The sun leaked up over the edge of the plain. The horse stood in shadow in its tiny pen. “Its feet are rotten,” muttered Elly. Iphy began to sniff in sympathy.
I could feel the faint thunk in the fenceboards from the pumps far off in the middle of the tight maze of paddocks. The sun’s yellow knife slit the air, not yet reaching the ground or even the fences, but just touching the heads of the pumps as they rose and then losing them as they bobbed down into the shadow again. The feeble horse stood sunk into itself. Not an ear twitched. Not an eyelid flickered. An early-morning fly crawled over its hanging lips.
“Happy birthday,” Arty said.
Iphy sat next to Arty at breakfast. Al had gone to the sheriff’s office to get the verdict on our permit for Burkburnett. Lil hugged the twins every time she passed them and made elegant little melon salads for breakfast. Elly didn’t talk. Iphy mourned for the horse all through the meal.

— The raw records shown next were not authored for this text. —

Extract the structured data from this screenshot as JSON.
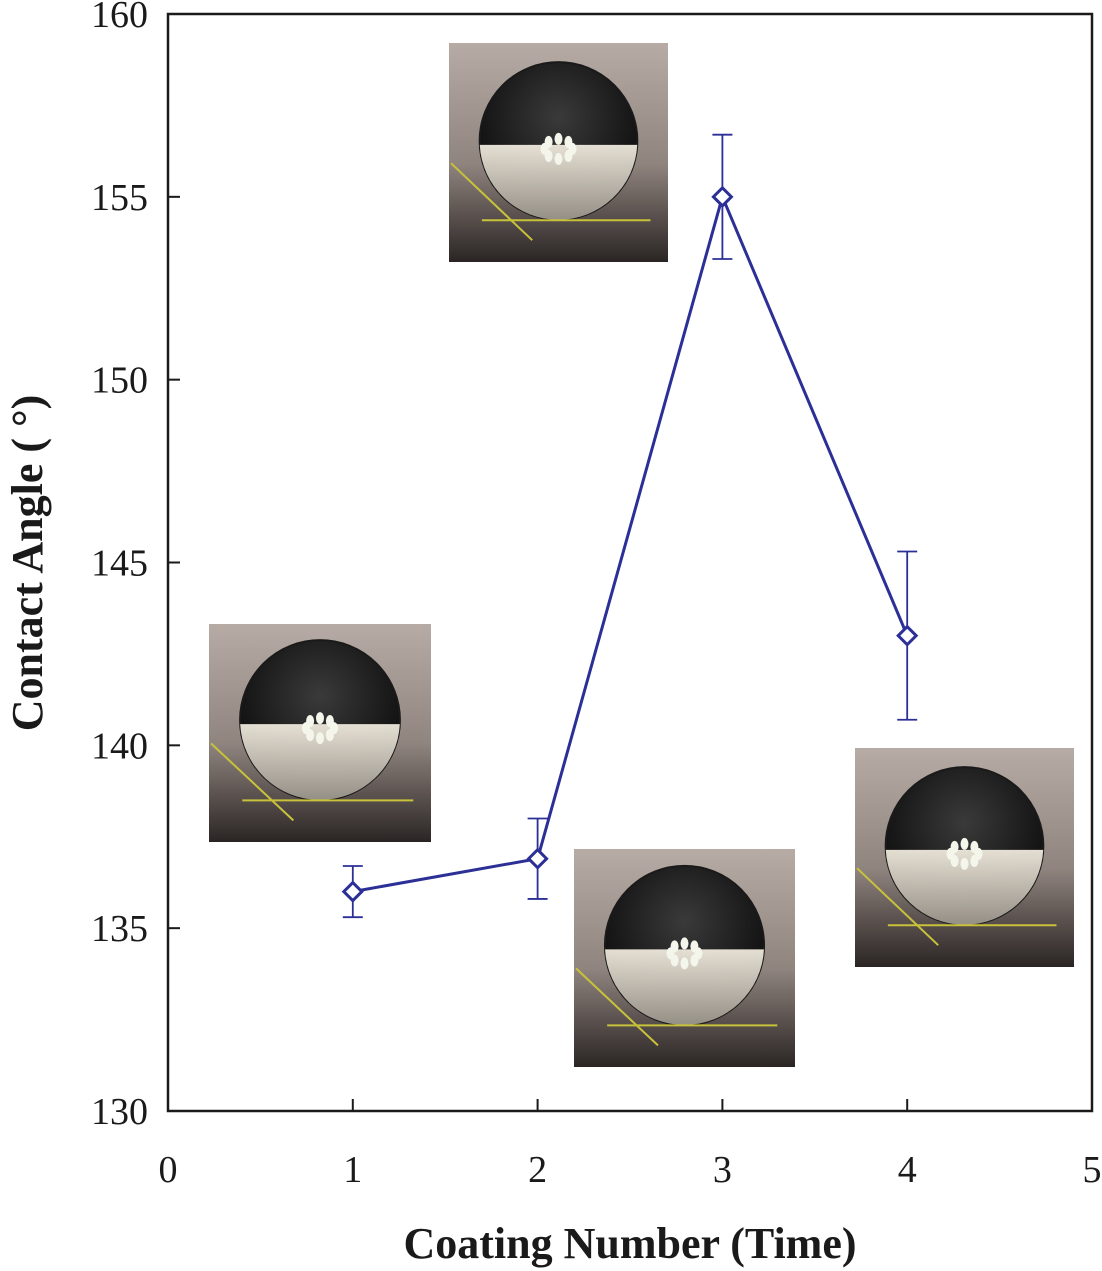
{
  "chart_data": {
    "type": "line",
    "title": "",
    "xlabel": "Coating Number (Time)",
    "ylabel": "Contact Angle ( °)",
    "xlim": [
      0,
      5
    ],
    "ylim": [
      130,
      160
    ],
    "xticks": [
      "0",
      "1",
      "2",
      "3",
      "4",
      "5"
    ],
    "yticks": [
      "130",
      "135",
      "140",
      "145",
      "150",
      "155",
      "160"
    ],
    "grid": false,
    "series": [
      {
        "name": "Contact Angle",
        "color": "#2b2f96",
        "marker": "open-diamond",
        "x": [
          1,
          2,
          3,
          4
        ],
        "y": [
          136.0,
          136.9,
          155.0,
          143.0
        ],
        "error": [
          0.7,
          1.1,
          1.7,
          2.3
        ]
      }
    ],
    "insets": [
      {
        "name": "droplet-photo-1",
        "description": "water droplet image, coating 1"
      },
      {
        "name": "droplet-photo-2",
        "description": "water droplet image, coating 2"
      },
      {
        "name": "droplet-photo-3",
        "description": "water droplet image, coating 3"
      },
      {
        "name": "droplet-photo-4",
        "description": "water droplet image, coating 4"
      }
    ]
  }
}
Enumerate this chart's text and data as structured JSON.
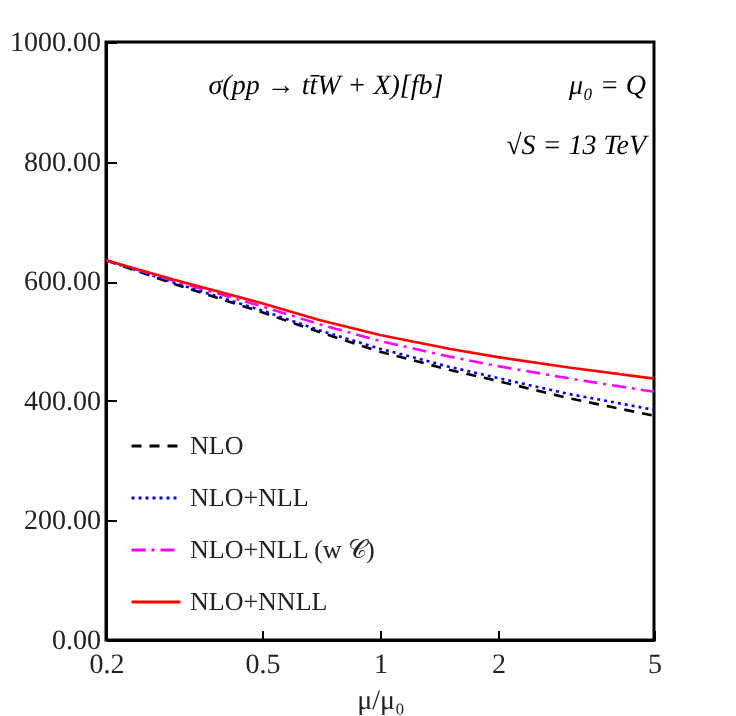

“I want my chair.” Arty was brisk, up to something. I dragged the chair outside and set it up in front of the door. He clambered into it from the top step and looked around. “Over by that horse.” And I pushed his chair through the dust to the fence. He leaned forward and peered through the slats. The horse hadn’t moved. Arty’s face rumpled in disgust. He sank back against the chair and looked at me speculatively. “Well. Go get the doctor. Bring her here.” I ran.
The doctor’s big van was by itself at the end of the line with fifty yards between it and the last trailer. She never parked close to the others. Her blinds were open. The twined snakes painted on the van’s side held the intercom in their mouths. I pushed the button. The sun was up now, slanting warm and yellow over my hands. The intercom speaker hissed and then her voice came out calmly. “Yes.” I delivered the message. “One moment,” she said. The speaker hissed again and went silent. I climbed down off the step block to wait for her. I didn’t like to think of her door opening too close to me.
The air was still and dry with a musty, thick taste. The only familiar smell was the faint tang of fuel from the van. We hadn’t opened up yet. We hadn’t put our mark on the air. I tried to see past the cluster of vans and trucks and trailers to home — to the place at the other end where our van sat, with Arty out front next to the near-dead horse in its pen. Everything was in the way. I pulled my cap down over my ears and jigged anxiously in the dust. I didn’t want to look in the other direction toward the dry slut town with its dark windows shaded against us. I bit my tongue when the door opened. The antiseptic smell slid out first. Then I saw her thick-wedged white shoes with the ankles leaping from them. “Lead the way, please,” she said. And she stepped down toward me. I scuttled.
Dr. Phyllis should have had a nice voice. It was cool and high and always controlled. She never ran off into the ragged edges of sharp like Lil or Iphy. But it still wasn’t pleasant. It was monotonous as a sleepwalker. Her words came out cleanly, nipped off surgically with a slightly heavy breath where an r should be. She spoke Lil’s old tongue, the long, smooth one from the right side of the hill in Boston. Though, when Lil asked her, Dr. Phyllis said she’d never been there. That talk made Lil want her to stay. Lil thought it would be good to have a woman with the show who spoke that way — as though she and Lil might drink tea in the van and talk about home. But it never happened. I didn’t mind Lil liking her. Lil was silly about who she liked. But Arty was different.